Nach der Begrüßung durch Dr. Tim Arenz, Vorstandsmitglied der PVS Baden-Württemberg, führte Hauke Gerloff
die Teilnehmer in die Thematik ein. So generieren laut Studien die Leistungserbringer im deutschen Gesundheitswesen
30 % ihrer Honorareinnahmen aus privatärztlicher Tätigkeit. Dies entspricht einem Mehrumsatz von 6,1 Mrd. €. Bei einer Zusammenlegung von privat- und kassenärztlichen Tätigkeiten müssten diese Beträge aufgefangen werden. Für viele Praxen mit hohem Privatanteil wäre die Existenz bedroht.

Dr. Stolaczyk informierte in seinem Beitrag über den aktuellen Stand der Novellierung der GOÄ. Demnach wurden
bisher über 5300 Ziffern und 600 Zuschläge erarbeitet und implementiert. So können die heute teils sehr undurchsichtigen Analogberechnungen durch ein transparentes Vergütungssystem ersetzt werden. Dies geschieht seit 12 Monaten in Zusammenarbeit mit Berufsverbänden und Fachgesellschaften, was eine realistische Einordnung und Bewertung der Leistungen ermöglicht. »Auch wenn die Novellierung der GOÄ abgeschlossen ist, werden diese Gespräche weitergeführt, um ein »selbstlernendes System « zu schaffen.« so Dr. Stolaczyk.
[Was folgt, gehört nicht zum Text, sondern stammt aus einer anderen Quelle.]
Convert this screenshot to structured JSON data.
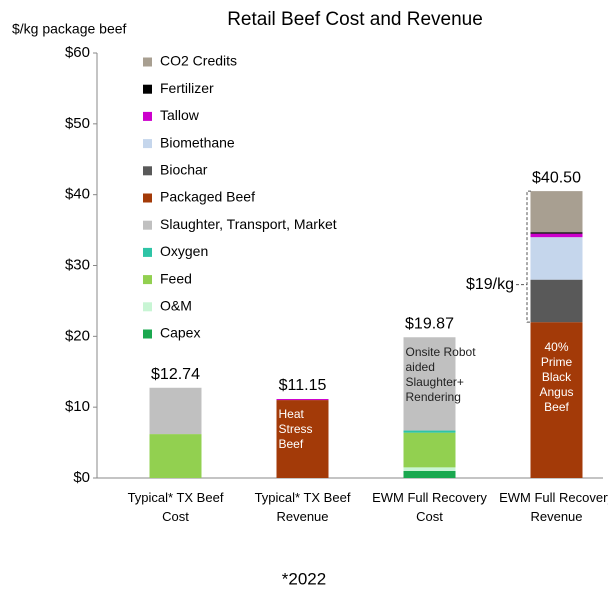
{
  "chart_data": {
    "type": "stacked_bar",
    "title": "Retail Beef Cost and Revenue",
    "ylabel": "$/kg package beef",
    "footnote": "*2022",
    "categories": [
      "Typical* TX Beef Cost",
      "Typical* TX Beef Revenue",
      "EWM Full Recovery Cost",
      "EWM Full Recovery Revenue"
    ],
    "ylim": [
      0,
      60
    ],
    "yticks": [
      {
        "value": 0,
        "label": "$0"
      },
      {
        "value": 10,
        "label": "$10"
      },
      {
        "value": 20,
        "label": "$20"
      },
      {
        "value": 30,
        "label": "$30"
      },
      {
        "value": 40,
        "label": "$40"
      },
      {
        "value": 50,
        "label": "$50"
      },
      {
        "value": 60,
        "label": "$60"
      }
    ],
    "series": [
      {
        "name": "Capex",
        "color": "#1aa84f",
        "values": [
          null,
          null,
          1.0,
          null
        ]
      },
      {
        "name": "O&M",
        "color": "#c8f5d4",
        "values": [
          null,
          null,
          0.5,
          null
        ]
      },
      {
        "name": "Feed",
        "color": "#92d050",
        "values": [
          6.2,
          null,
          4.9,
          null
        ]
      },
      {
        "name": "Oxygen",
        "color": "#2ec4a6",
        "values": [
          null,
          null,
          0.3,
          null
        ]
      },
      {
        "name": "Slaughter, Transport, Market",
        "color": "#c0c0c0",
        "values": [
          6.54,
          null,
          13.17,
          null
        ]
      },
      {
        "name": "Packaged Beef",
        "color": "#a33a08",
        "values": [
          null,
          11.0,
          null,
          22.0
        ]
      },
      {
        "name": "Biochar",
        "color": "#595959",
        "values": [
          null,
          null,
          null,
          6.0
        ]
      },
      {
        "name": "Biomethane",
        "color": "#c5d6ec",
        "values": [
          null,
          null,
          null,
          6.0
        ]
      },
      {
        "name": "Tallow",
        "color": "#cc00cc",
        "values": [
          null,
          0.15,
          null,
          0.5
        ]
      },
      {
        "name": "Fertilizer",
        "color": "#000000",
        "values": [
          null,
          null,
          null,
          0.2
        ]
      },
      {
        "name": "CO2 Credits",
        "color": "#a89f91",
        "values": [
          null,
          null,
          null,
          5.8
        ]
      }
    ],
    "totals": [
      12.74,
      11.15,
      19.87,
      40.5
    ],
    "total_labels": [
      "$12.74",
      "$11.15",
      "$19.87",
      "$40.50"
    ],
    "bar_notes": [
      null,
      "Heat Stress Beef",
      "Onsite Robot aided Slaughter+ Rendering",
      "40% Prime Black Angus Beef"
    ],
    "annotations": [
      {
        "text": "$19/kg",
        "range": [
          22,
          40.5
        ]
      }
    ]
  }
}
Dr. Leienbach stellte in seinem Beitrag heraus, wie man die momentane Berichtserstattung im Wahlkampf interpretieren sollte. So werden nur einzelne Elemente aus dem Komplex der Abschaffung des dualen Systems herausgepickt und »vermarktet«. Dies birgt die Gefahr, dass Meinungsführer Schritte befürworten, deren Konsequenzen vielen nicht klar sind.
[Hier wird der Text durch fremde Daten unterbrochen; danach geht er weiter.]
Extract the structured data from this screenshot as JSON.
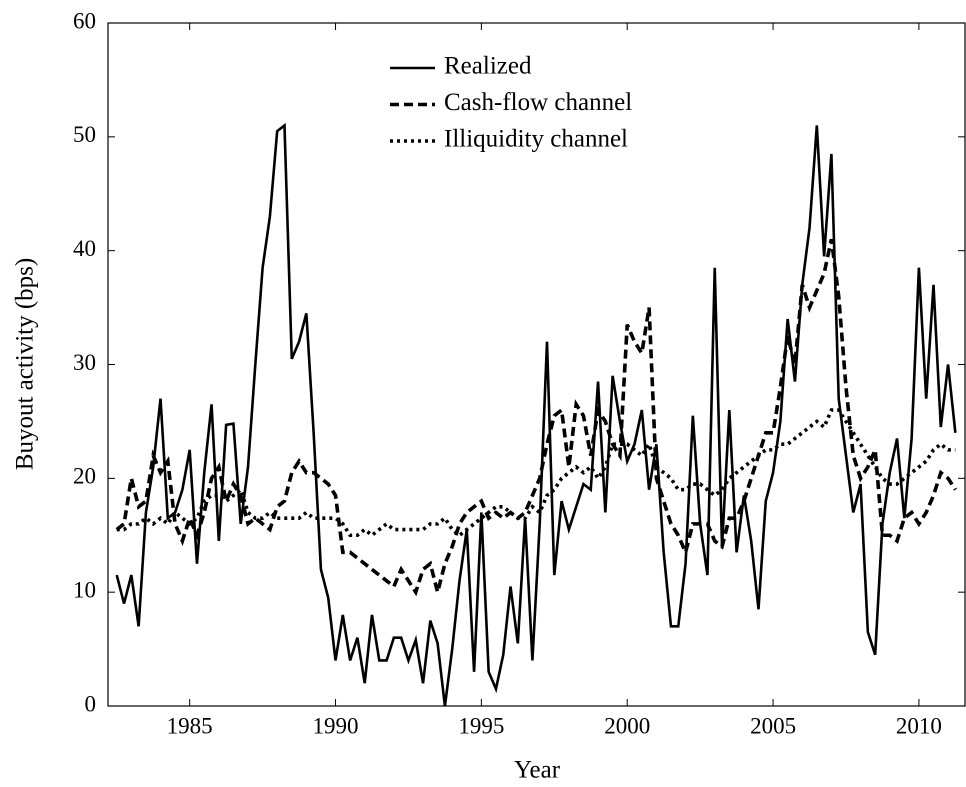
{
  "chart_data": {
    "type": "line",
    "xlabel": "Year",
    "ylabel": "Buyout activity (bps)",
    "xlim": [
      1982.2,
      2011.58
    ],
    "ylim": [
      0,
      60
    ],
    "xticks": [
      1985,
      1990,
      1995,
      2000,
      2005,
      2010
    ],
    "yticks": [
      0,
      10,
      20,
      30,
      40,
      50,
      60
    ],
    "grid": false,
    "legend": "top-center",
    "x": [
      1982.5,
      1982.75,
      1983,
      1983.25,
      1983.5,
      1983.75,
      1984,
      1984.25,
      1984.5,
      1984.75,
      1985,
      1985.25,
      1985.5,
      1985.75,
      1986,
      1986.25,
      1986.5,
      1986.75,
      1987,
      1987.25,
      1987.5,
      1987.75,
      1988,
      1988.25,
      1988.5,
      1988.75,
      1989,
      1989.25,
      1989.5,
      1989.75,
      1990,
      1990.25,
      1990.5,
      1990.75,
      1991,
      1991.25,
      1991.5,
      1991.75,
      1992,
      1992.25,
      1992.5,
      1992.75,
      1993,
      1993.25,
      1993.5,
      1993.75,
      1994,
      1994.25,
      1994.5,
      1994.75,
      1995,
      1995.25,
      1995.5,
      1995.75,
      1996,
      1996.25,
      1996.5,
      1996.75,
      1997,
      1997.25,
      1997.5,
      1997.75,
      1998,
      1998.25,
      1998.5,
      1998.75,
      1999,
      1999.25,
      1999.5,
      1999.75,
      2000,
      2000.25,
      2000.5,
      2000.75,
      2001,
      2001.25,
      2001.5,
      2001.75,
      2002,
      2002.25,
      2002.5,
      2002.75,
      2003,
      2003.25,
      2003.5,
      2003.75,
      2004,
      2004.25,
      2004.5,
      2004.75,
      2005,
      2005.25,
      2005.5,
      2005.75,
      2006,
      2006.25,
      2006.5,
      2006.75,
      2007,
      2007.25,
      2007.5,
      2007.75,
      2008,
      2008.25,
      2008.5,
      2008.75,
      2009,
      2009.25,
      2009.5,
      2009.75,
      2010,
      2010.25,
      2010.5,
      2010.75,
      2011,
      2011.25
    ],
    "series": [
      {
        "name": "Realized",
        "color": "#000000",
        "style": "solid",
        "values": [
          11.5,
          9,
          11.5,
          7,
          17,
          21,
          27,
          16.5,
          17,
          19,
          22.5,
          12.5,
          20.5,
          26.5,
          14.5,
          24.7,
          24.8,
          16,
          21,
          30,
          38.5,
          43,
          50.5,
          51,
          30.5,
          32,
          34.5,
          24,
          12,
          9.5,
          4,
          8,
          4,
          6,
          2,
          8,
          4,
          4,
          6,
          6,
          4,
          5.8,
          2,
          7.5,
          5.5,
          0,
          5,
          11,
          15.5,
          3,
          17,
          3,
          1.5,
          4.5,
          10.5,
          5.5,
          16.5,
          4,
          16,
          32,
          11.5,
          18,
          15.5,
          17.5,
          19.5,
          19,
          28.5,
          17,
          29,
          25,
          21.5,
          23,
          26,
          19,
          23,
          13.5,
          7,
          7,
          12.5,
          25.5,
          16,
          11.5,
          38.5,
          14,
          26,
          13.5,
          18.5,
          14.5,
          8.5,
          18,
          20.5,
          25,
          34,
          28.5,
          37,
          42,
          51,
          39.5,
          48.5,
          27,
          22,
          17,
          19.5,
          6.5,
          4.5,
          16,
          20.5,
          23.5,
          16.5,
          23.5,
          38.5,
          27,
          37,
          24.5,
          30,
          24
        ]
      },
      {
        "name": "Cash-flow channel",
        "color": "#000000",
        "style": "dashed",
        "values": [
          15.5,
          16,
          20,
          17.5,
          18,
          22,
          20.5,
          21.5,
          16,
          14.5,
          16.5,
          15,
          17,
          20,
          21,
          18,
          19.5,
          18.5,
          16,
          16.5,
          16,
          15.5,
          17.5,
          18,
          20.5,
          21.5,
          20.5,
          20.5,
          20,
          19.5,
          18.5,
          13.5,
          13.5,
          13,
          12.5,
          12,
          11.5,
          11,
          10.5,
          12,
          11,
          10,
          12,
          12.5,
          10,
          12.5,
          14,
          16,
          17,
          17.5,
          18,
          16.5,
          17,
          16.5,
          17,
          16.5,
          17,
          18.5,
          20,
          23,
          25.5,
          26,
          21,
          26.5,
          25.5,
          22,
          26,
          25,
          23,
          22,
          33.5,
          32,
          31,
          35,
          20,
          18,
          16,
          15,
          13.5,
          16,
          16,
          16,
          14.5,
          14,
          16.5,
          16.5,
          18,
          20,
          22,
          24,
          24,
          28,
          32.5,
          30,
          37,
          35,
          36.5,
          38,
          41,
          36,
          28,
          22,
          20,
          21,
          22.5,
          15,
          15,
          14.5,
          16.5,
          17,
          16,
          17,
          18.5,
          20.5,
          20,
          19
        ]
      },
      {
        "name": "Illiquidity channel",
        "color": "#000000",
        "style": "dotted",
        "values": [
          15.5,
          15.5,
          16,
          16,
          16.5,
          16,
          16.5,
          16,
          17,
          16.5,
          16,
          16.5,
          18,
          18.5,
          18.5,
          18,
          18.5,
          19,
          17,
          16.5,
          16.5,
          17,
          16.5,
          16.5,
          16.5,
          16.5,
          17,
          16.5,
          16.5,
          16.5,
          16.5,
          16,
          15,
          15,
          15.5,
          15,
          15.5,
          16,
          15.5,
          15.5,
          15.5,
          15.5,
          15.5,
          16,
          16,
          16.5,
          15.5,
          15,
          15.5,
          16,
          16.5,
          17,
          17.5,
          17.5,
          17,
          16.5,
          16.5,
          17.5,
          17,
          18.5,
          19,
          20,
          20.5,
          21,
          20.5,
          21,
          20,
          21,
          23,
          23,
          23,
          22.5,
          22,
          23,
          21,
          20.5,
          20,
          19,
          19,
          19.5,
          19.5,
          19,
          18.5,
          19,
          20,
          20.5,
          21,
          21.5,
          22,
          22.5,
          22.5,
          23,
          23,
          23.5,
          24,
          24.5,
          25,
          24.5,
          26,
          26,
          25,
          24,
          23,
          22,
          21,
          20,
          19.5,
          19.5,
          20,
          20.5,
          21,
          21.5,
          22.5,
          23,
          22.5,
          22.5
        ]
      }
    ]
  }
}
Eine Bürgerversicherung schafft einen neuen großenMarkt der Zusatzleistungen und verstärkt eine Zwei-Klassenmedizin. Somit ist die Argumentation des ungerechten dualen Systems haltlos. Die Zusammenlegung des EBM mit der GOÄ ist nicht möglich, da es sich einerseits um ein leistungsbezogenes Vergütungssystem (GOÄ) und andererseits um einen Verteilungsschlüssel pauschaler Honorare handelt. Die Systeme sind nicht vereinbar, so dass man sich für ein Einheitssystem entscheiden müsste. Dies wäre mit großer Wahrscheinlichkeit der »größere« EBM. Der Leistungsbezug der Vergütung ärztlicher Leistungen würde durch das Pauschalsystem abgelöst. Das ausbleibende Honorar aus privatärztlicher Tätigkeit würde der Forschung und Qualitätssicherung der gesundheitlichen Versorgung fehlen.
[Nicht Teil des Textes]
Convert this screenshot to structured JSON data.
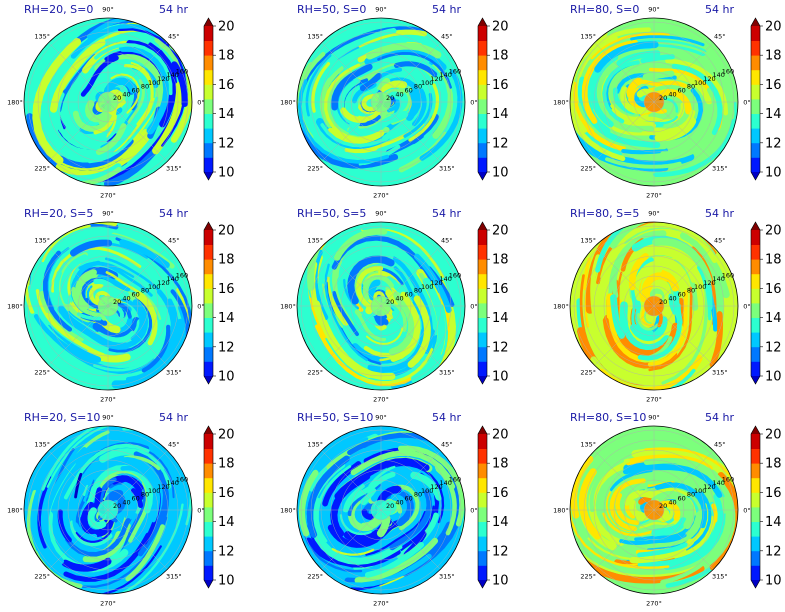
{
  "figure": {
    "rows": 3,
    "cols": 3,
    "panel_time_label": "54 hr",
    "angle_labels": [
      "0°",
      "45°",
      "90°",
      "135°",
      "180°",
      "225°",
      "270°",
      "315°"
    ],
    "radial_labels": [
      "20",
      "40",
      "60",
      "80",
      "100",
      "120",
      "140",
      "160"
    ],
    "colorbar_ticks": [
      "10",
      "12",
      "14",
      "16",
      "18",
      "20"
    ],
    "colormap_levels": [
      10,
      11,
      12,
      13,
      14,
      15,
      16,
      17,
      18,
      19,
      20,
      21
    ],
    "colormap_colors": [
      "#0000c4",
      "#0019ff",
      "#0078ff",
      "#00c8ff",
      "#2cffd0",
      "#7cff7c",
      "#c8ff2e",
      "#ffe600",
      "#ff8c00",
      "#ff3200",
      "#cc0000",
      "#800000"
    ]
  },
  "chart_data": [
    {
      "type": "heatmap",
      "projection": "polar",
      "title": "RH=20, S=0",
      "subtitle": "54 hr",
      "radial_ticks": [
        20,
        40,
        60,
        80,
        100,
        120,
        140,
        160
      ],
      "angle_ticks_deg": [
        0,
        45,
        90,
        135,
        180,
        225,
        270,
        315
      ],
      "colorbar_range": [
        10,
        21
      ],
      "colorbar_ticks": [
        10,
        12,
        14,
        16,
        18,
        20
      ],
      "approx_mean_value": 14.2
    },
    {
      "type": "heatmap",
      "projection": "polar",
      "title": "RH=50, S=0",
      "subtitle": "54 hr",
      "radial_ticks": [
        20,
        40,
        60,
        80,
        100,
        120,
        140,
        160
      ],
      "angle_ticks_deg": [
        0,
        45,
        90,
        135,
        180,
        225,
        270,
        315
      ],
      "colorbar_range": [
        10,
        21
      ],
      "colorbar_ticks": [
        10,
        12,
        14,
        16,
        18,
        20
      ],
      "approx_mean_value": 14.6
    },
    {
      "type": "heatmap",
      "projection": "polar",
      "title": "RH=80, S=0",
      "subtitle": "54 hr",
      "radial_ticks": [
        20,
        40,
        60,
        80,
        100,
        120,
        140,
        160
      ],
      "angle_ticks_deg": [
        0,
        45,
        90,
        135,
        180,
        225,
        270,
        315
      ],
      "colorbar_range": [
        10,
        21
      ],
      "colorbar_ticks": [
        10,
        12,
        14,
        16,
        18,
        20
      ],
      "approx_mean_value": 15.6
    },
    {
      "type": "heatmap",
      "projection": "polar",
      "title": "RH=20, S=5",
      "subtitle": "54 hr",
      "radial_ticks": [
        20,
        40,
        60,
        80,
        100,
        120,
        140,
        160
      ],
      "angle_ticks_deg": [
        0,
        45,
        90,
        135,
        180,
        225,
        270,
        315
      ],
      "colorbar_range": [
        10,
        21
      ],
      "colorbar_ticks": [
        10,
        12,
        14,
        16,
        18,
        20
      ],
      "approx_mean_value": 14.5
    },
    {
      "type": "heatmap",
      "projection": "polar",
      "title": "RH=50, S=5",
      "subtitle": "54 hr",
      "radial_ticks": [
        20,
        40,
        60,
        80,
        100,
        120,
        140,
        160
      ],
      "angle_ticks_deg": [
        0,
        45,
        90,
        135,
        180,
        225,
        270,
        315
      ],
      "colorbar_range": [
        10,
        21
      ],
      "colorbar_ticks": [
        10,
        12,
        14,
        16,
        18,
        20
      ],
      "approx_mean_value": 14.8
    },
    {
      "type": "heatmap",
      "projection": "polar",
      "title": "RH=80, S=5",
      "subtitle": "54 hr",
      "radial_ticks": [
        20,
        40,
        60,
        80,
        100,
        120,
        140,
        160
      ],
      "angle_ticks_deg": [
        0,
        45,
        90,
        135,
        180,
        225,
        270,
        315
      ],
      "colorbar_range": [
        10,
        21
      ],
      "colorbar_ticks": [
        10,
        12,
        14,
        16,
        18,
        20
      ],
      "approx_mean_value": 16.2
    },
    {
      "type": "heatmap",
      "projection": "polar",
      "title": "RH=20, S=10",
      "subtitle": "54 hr",
      "radial_ticks": [
        20,
        40,
        60,
        80,
        100,
        120,
        140,
        160
      ],
      "angle_ticks_deg": [
        0,
        45,
        90,
        135,
        180,
        225,
        270,
        315
      ],
      "colorbar_range": [
        10,
        21
      ],
      "colorbar_ticks": [
        10,
        12,
        14,
        16,
        18,
        20
      ],
      "approx_mean_value": 13.4
    },
    {
      "type": "heatmap",
      "projection": "polar",
      "title": "RH=50, S=10",
      "subtitle": "54 hr",
      "radial_ticks": [
        20,
        40,
        60,
        80,
        100,
        120,
        140,
        160
      ],
      "angle_ticks_deg": [
        0,
        45,
        90,
        135,
        180,
        225,
        270,
        315
      ],
      "colorbar_range": [
        10,
        21
      ],
      "colorbar_ticks": [
        10,
        12,
        14,
        16,
        18,
        20
      ],
      "approx_mean_value": 13.6
    },
    {
      "type": "heatmap",
      "projection": "polar",
      "title": "RH=80, S=10",
      "subtitle": "54 hr",
      "radial_ticks": [
        20,
        40,
        60,
        80,
        100,
        120,
        140,
        160
      ],
      "angle_ticks_deg": [
        0,
        45,
        90,
        135,
        180,
        225,
        270,
        315
      ],
      "colorbar_range": [
        10,
        21
      ],
      "colorbar_ticks": [
        10,
        12,
        14,
        16,
        18,
        20
      ],
      "approx_mean_value": 15.8
    }
  ]
}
Auch Stefan Tilgner kritisierte das Vorgehen einiger Parteien im Wahlkampf scharf. Die betriebene »Salamitaktik«
bezüglich einer Reform des Gesundheitssystems enthält den Bürgern elementare Konsequenzen über Refinanzierung,
Qualitätssicherung und Entwicklung im deutschen Gesundheitssystem, welches nach wie vor eines der am
besten funktionierenden Systeme weltweit ist, vor. Im Einheitssystem werde die Formel »Geld = Qualität« extrem
gestärkt.

Beim Get together machten die Nachfragen der Teilnehmer deutlich, welche Unsicherheiten existieren. »Welche
Vor- und Nachteile birgt eine neue GOÄ für meine Fachgruppe? « oder »Ist meine privatärztliche Tätigkeit und
somit meine Freiberuflichkeit gefährdet?« waren die häufigsten Fragen.

Die Inhalte der neuen GOÄ sind erarbeitet. Nun kommt die Bewertung der selbigen. Der weitere Verlauf der Ein- führung der neuen GOÄ hängt entscheidend vom Ergebnis der Bundestagswahl im September ab.